The war on solstice has been underway for millennia. Partisans of solstice are fighting back.
I am not referring to the astronomical event. With the winter solstice, of course, we experience the longest night and the shortest day, and afterward, the days grow longer until the summer solstice arrives, and then grows shorter, until the next winter solstice. I am referring, instead, to solstice as a cultural phenomenon, to the ways it is celebrated, contested and invested with meaning.
For millennia, the cultural observance of solstice has involved religious beliefs and practices rooted in seasonal cycles and focused on nature as the source of existence, and sometimes also, related to creative divine beings. But cultures deeply conditioned by Judaism, Christianity and Islam (the 'Abrahamic' religions that trace their origins to the prophet Abraham) have viewed such perceptions as idolatrous and dangerous. Nature-based religions, the West's religious mainstreams have generally contended, can lead people away from the one true God. Those involved with them should be converted, and if necessary, suppressed, for they are both spiritually and socially dangerous.

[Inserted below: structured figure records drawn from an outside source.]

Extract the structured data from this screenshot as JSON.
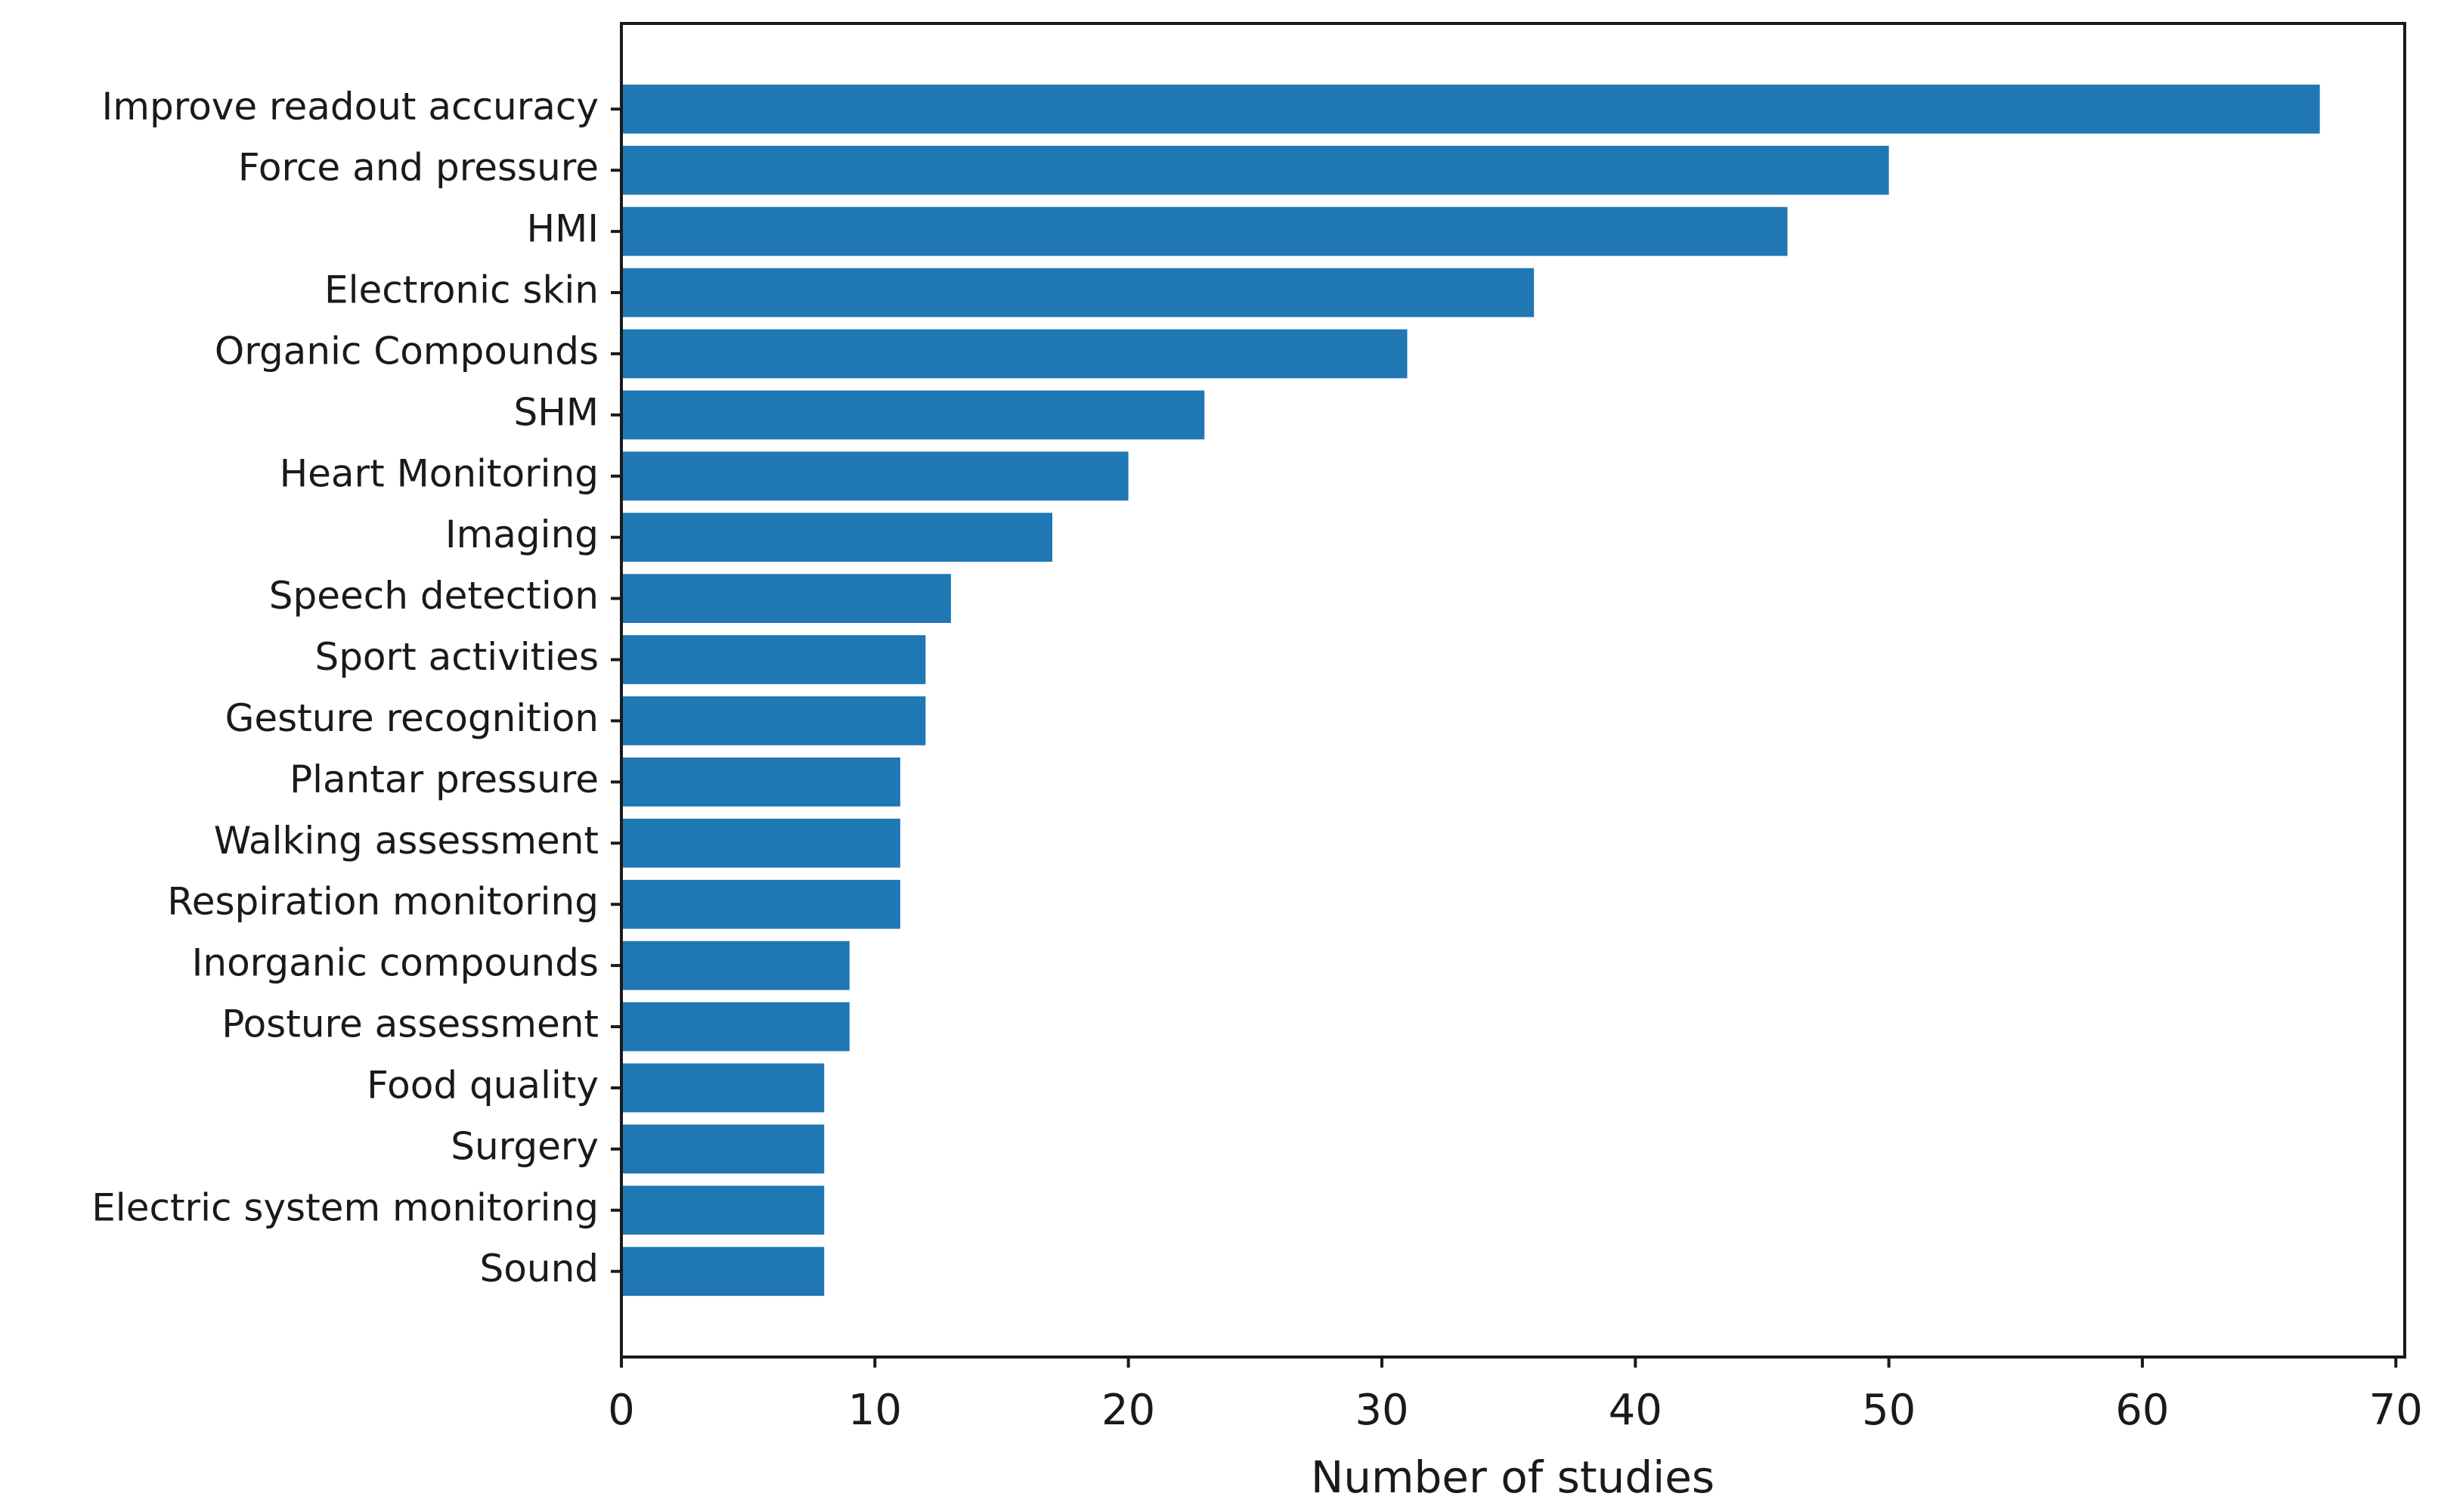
{
  "chart_data": {
    "type": "barh",
    "xlabel": "Number of studies",
    "categories": [
      "Improve readout accuracy",
      "Force and pressure",
      "HMI",
      "Electronic skin",
      "Organic Compounds",
      "SHM",
      "Heart Monitoring",
      "Imaging",
      "Speech detection",
      "Sport activities",
      "Gesture recognition",
      "Plantar pressure",
      "Walking assessment",
      "Respiration monitoring",
      "Inorganic compounds",
      "Posture assessment",
      "Food quality",
      "Surgery",
      "Electric system monitoring",
      "Sound"
    ],
    "values": [
      67,
      50,
      46,
      36,
      31,
      23,
      20,
      17,
      13,
      12,
      12,
      11,
      11,
      11,
      9,
      9,
      8,
      8,
      8,
      8
    ],
    "color": "#1f77b4",
    "xlim": [
      0,
      70.35
    ],
    "xticks": [
      0,
      10,
      20,
      30,
      40,
      50,
      60,
      70
    ]
  }
}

Efforts to suppress nature-based beliefs and practices have been tremendously successful. Temples associated with pagan folkways, natural cycles such as the solstices and equinoxes, or celebrating fertility and rebirth, have been physically razed and invested with meanings supportive of monotheistic belief. Those who believe that there are spiritual beings or forces in nature have been denigrated as primitive and superstitious. Attacks by more powerful individuals and groups have led many to abandon nature-based spiritual traditions.
Nevertheless, for several centuries in the West, there has been a gradual resurgence of such spiritualities, although these are often appearing in new, more modern forms. In recent decades, this trend has been gathering momentum. While some involved in contemporary nature spiritualities believe the natural world is full of spiritual presences, or that god or other divine beings are behind it all, many profess no such belief. For them, one can be agnostic or atheistic while expressing awe and wonder in the face of the mysteries of the universe and a deep appreciation for the 'miracle' of life. With contemporary nature spirituality, both sensory experience in nature and scientific understandings foster a belief that nature is sacred and that all life deserves respect if not also reverence. 'The Symphony of Science' offers one creative example of how such spirituality can be expressed in music videos.
For conservatives involved in the West's predominant religions, these are unwelcome developments. Progressives may ridicule those who claim that there is now a cultural "War on Christmas" but Christian conservatives do have reason to worry. They know that their cultural influence has been waning, and that those with evolutionary and ecological worldviews are growing in number and influence. A DVD series released by a group of conservative Christians entitled "Resisting the Green Dragon," provides one recent example of such fears. These fears are based on an accurate perception that there is a religious dimension to much environmentalism. Those expressing such fears understand, accurately, that those engaged in nature-based spiritualities, both overtly and in subtle ways, are converting many to an evolutionary worldview and an environmentalist spirituality and ethics. They know that this is one reason they are having trouble even keeping their own children in the fold.
In this light it is more understandable why some Christians find it disturbing when people express their holiday wishes not with "Merry Christmas" but with "Happy Holidays" or "Season's Greetings." Such greetings acknowledge the nation's increasing religious pluralism and they are often motivated by a polite desire not to presume that everyone is Christian. But for some, it is also an unpleasant reminder of the declining power of the religion they believe to be both true and a pathway to salvation.
Although it is not as common as Happy Holidays, today "Happy Solstice" is increasingly used as a yuletide greeting. This is more than an expression of holiday cheer -- it also conveys an alternative identity and an earthly spirituality in which nature itself is implicitly understood to be sacred. It is just one example the increasingly assertive forms that nature spirituality is assuming as it gains traction globally. Those offering such blessings may also invite loved ones to solstice celebrations that consecrate the natural cycles of the universe, while also expressing kinship with and reverence for all life.
Observers of contemporary religion know that it is not only possible to integrate contemporary evolutionary and ecological understandings with theistic beliefs, but that this is increasingly done, and in a variety of creative and sincere ways. Nevertheless, the epic battle between those who consider God and the sacred to be above and beyond the world, and those who consider it to be here and everywhere, is unlikely to end anytime soon. Indeed, as I argued in Dark Green Religion: Nature Spirituality and the Planetary Future, in the 150 years since Darwin's On the Origin of Species was published, it is now possible to see that the momentum has shifted toward more naturalistic spiritualities. This momentum will not likely be reversed.
Happy Solstice! Or is it? The answer will depend on where the sacred is in your mind and heart.